The mathematics underlying ProRes are well established. It’s a fantastic illustration that simply having a standard is more important than it being hugely advanced – especially if we want computers to decode many streams simultaneously. It is technologically related to JPEG still images, and thus the Motion JPEG moving image format, as well as the original MiniDV, DVCPro and DNxHD formats. All of these (in addition to AVC, in part) use a technique called discrete cosine transform, where the picture is broken up into blocks and the pixel values of those blocks are expressed as a waveform – a wiggly line. That line can then be approximated as a sum of various sine waves.

RAW CODECS

It’s a reasonably safe assumption that much of the data-reduction mathematics in the more recent ProRes Raw is similar to non-Raw options, so electronic devices can more easily implement both in the same chips. Atomos has made an art out of very full-featured recorder-monitors capable of recording ProRes Raw; a feat requiring not only appropriate recorder engineering, but also detailed technical liaison with camera manufacturers. The Ninja Cast has it both ways, providing recording in ProRes Raw and streaming to more conventional, AVC-based distribution.

Compressed Raw codecs, despite their recent popularity, actually go all the way back to Cineform Raw in 2002. Now open source, Cineform is used by Kinefinity, among others. The underlying approach is broadly similar to JPEG and ProRes, although built around wavelets – more complex wave shapes than sine waves, allowing for better compression, again, at the cost of computer workload. 

The most uncompromising approach is to record uncompressed images, as was common in early stages of digital cinematography

Red’s Redcode uses similar techniques. With the company’s stalwart dedication to sheer resolution, it has been challenging for some users to meet the high computing power demands. Red has shipped plug-in boards specifically intended to accelerate the process. Modern GPU-based workstations have made the extra hardware unnecessary. But the success of Red’s cameras, as well as the company’s contribution to the Panavision DXL series, illustrate the world’s willingness to handle this workload.

The most uncompromising approach, of course, is to record uncompressed images, as was common during the earliest stages of digital cinematography. Workstations faced with uncompressed material – perhaps from one of Arri’s cameras, via the company’s collaboration with capture specialists Codex – might still need software described as a codec.

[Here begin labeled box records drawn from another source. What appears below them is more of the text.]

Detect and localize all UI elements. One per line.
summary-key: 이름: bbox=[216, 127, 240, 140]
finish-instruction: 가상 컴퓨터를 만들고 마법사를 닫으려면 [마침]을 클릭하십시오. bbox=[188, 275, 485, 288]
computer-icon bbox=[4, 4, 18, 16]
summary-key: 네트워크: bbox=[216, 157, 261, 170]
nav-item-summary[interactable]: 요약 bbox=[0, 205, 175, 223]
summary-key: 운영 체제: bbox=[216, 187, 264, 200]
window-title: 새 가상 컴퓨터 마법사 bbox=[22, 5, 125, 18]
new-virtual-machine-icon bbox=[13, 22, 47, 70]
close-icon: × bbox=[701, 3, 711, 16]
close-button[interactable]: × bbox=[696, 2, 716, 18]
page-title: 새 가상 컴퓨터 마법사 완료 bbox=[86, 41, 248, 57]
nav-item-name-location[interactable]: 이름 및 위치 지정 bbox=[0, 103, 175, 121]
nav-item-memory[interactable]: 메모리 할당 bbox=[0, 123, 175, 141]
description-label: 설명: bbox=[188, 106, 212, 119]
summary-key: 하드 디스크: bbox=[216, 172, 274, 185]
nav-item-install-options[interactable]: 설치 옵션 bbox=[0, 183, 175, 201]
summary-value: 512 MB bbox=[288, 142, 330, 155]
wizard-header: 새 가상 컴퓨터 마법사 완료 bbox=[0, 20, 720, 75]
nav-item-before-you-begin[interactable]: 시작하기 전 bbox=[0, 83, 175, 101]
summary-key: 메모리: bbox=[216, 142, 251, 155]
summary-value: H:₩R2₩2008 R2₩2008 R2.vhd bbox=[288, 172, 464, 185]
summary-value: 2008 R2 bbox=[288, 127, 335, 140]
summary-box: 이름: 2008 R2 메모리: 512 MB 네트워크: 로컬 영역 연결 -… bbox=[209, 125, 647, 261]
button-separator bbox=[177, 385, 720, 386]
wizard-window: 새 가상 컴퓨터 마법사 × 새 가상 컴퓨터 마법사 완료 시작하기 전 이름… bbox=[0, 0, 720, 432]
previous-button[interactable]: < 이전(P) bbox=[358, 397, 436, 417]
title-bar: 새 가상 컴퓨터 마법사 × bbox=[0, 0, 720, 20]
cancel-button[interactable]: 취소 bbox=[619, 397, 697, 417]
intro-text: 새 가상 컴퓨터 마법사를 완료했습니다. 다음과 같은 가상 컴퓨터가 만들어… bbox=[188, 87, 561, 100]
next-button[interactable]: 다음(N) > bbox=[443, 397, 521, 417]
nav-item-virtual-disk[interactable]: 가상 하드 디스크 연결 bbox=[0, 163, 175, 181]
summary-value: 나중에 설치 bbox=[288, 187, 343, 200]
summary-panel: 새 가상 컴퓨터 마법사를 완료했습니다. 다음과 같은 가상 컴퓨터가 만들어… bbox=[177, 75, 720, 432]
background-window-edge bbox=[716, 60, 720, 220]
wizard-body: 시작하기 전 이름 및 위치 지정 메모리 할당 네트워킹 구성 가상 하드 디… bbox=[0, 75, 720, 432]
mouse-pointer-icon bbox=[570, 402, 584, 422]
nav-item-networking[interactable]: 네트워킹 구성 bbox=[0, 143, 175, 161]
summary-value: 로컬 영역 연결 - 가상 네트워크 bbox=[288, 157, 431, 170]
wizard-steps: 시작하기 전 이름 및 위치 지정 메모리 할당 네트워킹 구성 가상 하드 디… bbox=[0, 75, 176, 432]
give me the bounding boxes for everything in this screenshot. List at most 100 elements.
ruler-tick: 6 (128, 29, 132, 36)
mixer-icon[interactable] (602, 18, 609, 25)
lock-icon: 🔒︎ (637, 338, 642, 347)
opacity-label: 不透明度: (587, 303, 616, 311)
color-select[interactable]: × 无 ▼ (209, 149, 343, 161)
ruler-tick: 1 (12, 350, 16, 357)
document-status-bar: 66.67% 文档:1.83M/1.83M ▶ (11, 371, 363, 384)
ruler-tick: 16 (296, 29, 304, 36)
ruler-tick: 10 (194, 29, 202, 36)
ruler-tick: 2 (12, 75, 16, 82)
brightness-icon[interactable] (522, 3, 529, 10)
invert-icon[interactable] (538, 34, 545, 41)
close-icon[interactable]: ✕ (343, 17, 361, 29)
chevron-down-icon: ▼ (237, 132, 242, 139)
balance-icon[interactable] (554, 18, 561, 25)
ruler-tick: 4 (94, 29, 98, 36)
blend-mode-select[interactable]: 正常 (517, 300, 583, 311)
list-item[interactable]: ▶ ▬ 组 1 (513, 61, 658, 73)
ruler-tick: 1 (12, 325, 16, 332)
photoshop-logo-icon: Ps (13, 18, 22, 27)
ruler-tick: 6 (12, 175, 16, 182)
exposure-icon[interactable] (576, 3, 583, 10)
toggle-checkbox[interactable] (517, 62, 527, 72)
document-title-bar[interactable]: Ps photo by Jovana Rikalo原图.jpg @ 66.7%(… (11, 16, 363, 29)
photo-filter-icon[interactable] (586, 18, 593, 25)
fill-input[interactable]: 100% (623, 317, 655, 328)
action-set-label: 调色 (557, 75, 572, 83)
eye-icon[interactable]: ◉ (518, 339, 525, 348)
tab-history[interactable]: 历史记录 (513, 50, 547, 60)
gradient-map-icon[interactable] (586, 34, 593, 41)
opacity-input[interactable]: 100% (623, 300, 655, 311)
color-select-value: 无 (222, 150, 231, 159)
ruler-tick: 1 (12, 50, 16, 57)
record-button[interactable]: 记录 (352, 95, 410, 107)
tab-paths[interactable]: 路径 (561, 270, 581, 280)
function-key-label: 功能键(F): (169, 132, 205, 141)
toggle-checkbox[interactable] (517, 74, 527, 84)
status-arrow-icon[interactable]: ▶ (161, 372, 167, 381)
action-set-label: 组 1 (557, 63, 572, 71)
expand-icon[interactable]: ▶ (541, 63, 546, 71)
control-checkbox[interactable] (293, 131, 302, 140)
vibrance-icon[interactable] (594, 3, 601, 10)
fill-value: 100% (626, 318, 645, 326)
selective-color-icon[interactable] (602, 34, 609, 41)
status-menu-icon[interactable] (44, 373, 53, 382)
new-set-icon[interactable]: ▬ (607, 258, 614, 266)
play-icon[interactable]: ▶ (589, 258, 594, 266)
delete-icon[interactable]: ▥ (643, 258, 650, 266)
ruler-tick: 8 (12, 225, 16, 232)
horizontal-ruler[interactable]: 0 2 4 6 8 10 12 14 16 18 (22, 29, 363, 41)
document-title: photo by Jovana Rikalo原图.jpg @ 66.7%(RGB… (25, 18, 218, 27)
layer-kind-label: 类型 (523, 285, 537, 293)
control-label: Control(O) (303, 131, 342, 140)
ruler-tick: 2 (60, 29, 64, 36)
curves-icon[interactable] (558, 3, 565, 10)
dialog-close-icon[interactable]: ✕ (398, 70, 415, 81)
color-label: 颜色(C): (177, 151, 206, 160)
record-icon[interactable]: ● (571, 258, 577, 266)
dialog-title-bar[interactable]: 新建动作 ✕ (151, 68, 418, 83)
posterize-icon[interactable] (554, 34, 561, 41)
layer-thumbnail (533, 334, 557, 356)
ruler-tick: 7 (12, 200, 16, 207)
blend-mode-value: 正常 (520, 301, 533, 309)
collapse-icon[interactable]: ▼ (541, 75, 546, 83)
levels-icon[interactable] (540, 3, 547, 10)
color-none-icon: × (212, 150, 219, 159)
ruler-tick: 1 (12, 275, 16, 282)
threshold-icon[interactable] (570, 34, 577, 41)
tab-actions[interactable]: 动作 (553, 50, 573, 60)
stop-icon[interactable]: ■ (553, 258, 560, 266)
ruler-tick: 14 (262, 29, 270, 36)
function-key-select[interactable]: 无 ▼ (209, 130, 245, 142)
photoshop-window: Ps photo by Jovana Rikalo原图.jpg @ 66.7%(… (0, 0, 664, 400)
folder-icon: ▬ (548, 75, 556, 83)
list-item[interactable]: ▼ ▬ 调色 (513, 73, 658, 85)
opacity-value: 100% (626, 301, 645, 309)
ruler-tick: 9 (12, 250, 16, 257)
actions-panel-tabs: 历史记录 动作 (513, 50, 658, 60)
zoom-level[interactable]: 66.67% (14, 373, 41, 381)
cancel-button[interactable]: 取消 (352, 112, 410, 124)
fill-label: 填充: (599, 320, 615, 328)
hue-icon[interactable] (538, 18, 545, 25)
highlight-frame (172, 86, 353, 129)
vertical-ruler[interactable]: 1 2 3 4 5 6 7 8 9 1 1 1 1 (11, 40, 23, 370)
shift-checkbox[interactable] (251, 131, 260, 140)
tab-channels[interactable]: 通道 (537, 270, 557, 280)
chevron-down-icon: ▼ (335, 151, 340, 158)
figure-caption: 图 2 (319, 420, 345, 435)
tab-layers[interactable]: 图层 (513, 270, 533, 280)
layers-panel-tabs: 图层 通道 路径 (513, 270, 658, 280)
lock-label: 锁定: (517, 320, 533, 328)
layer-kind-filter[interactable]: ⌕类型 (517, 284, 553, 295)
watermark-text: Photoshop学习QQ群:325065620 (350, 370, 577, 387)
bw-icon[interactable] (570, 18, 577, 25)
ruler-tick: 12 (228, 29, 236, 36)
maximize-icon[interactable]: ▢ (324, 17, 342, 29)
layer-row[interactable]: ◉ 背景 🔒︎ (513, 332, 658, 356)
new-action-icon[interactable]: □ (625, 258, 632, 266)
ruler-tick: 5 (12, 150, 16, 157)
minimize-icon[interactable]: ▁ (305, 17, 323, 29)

Although its function is more organisation and filing than processing. Shot uncompressed, the company’s most capable models – the Alexa 65 and hugely popular LF – can be among the hungriest consumers of data space around. That is until we start thinking about high-speed cameras from the likes of Vision Research. A 4K Super 35 Alexa, purportedly coming soon, might bring similar considerations to smaller sensors, too.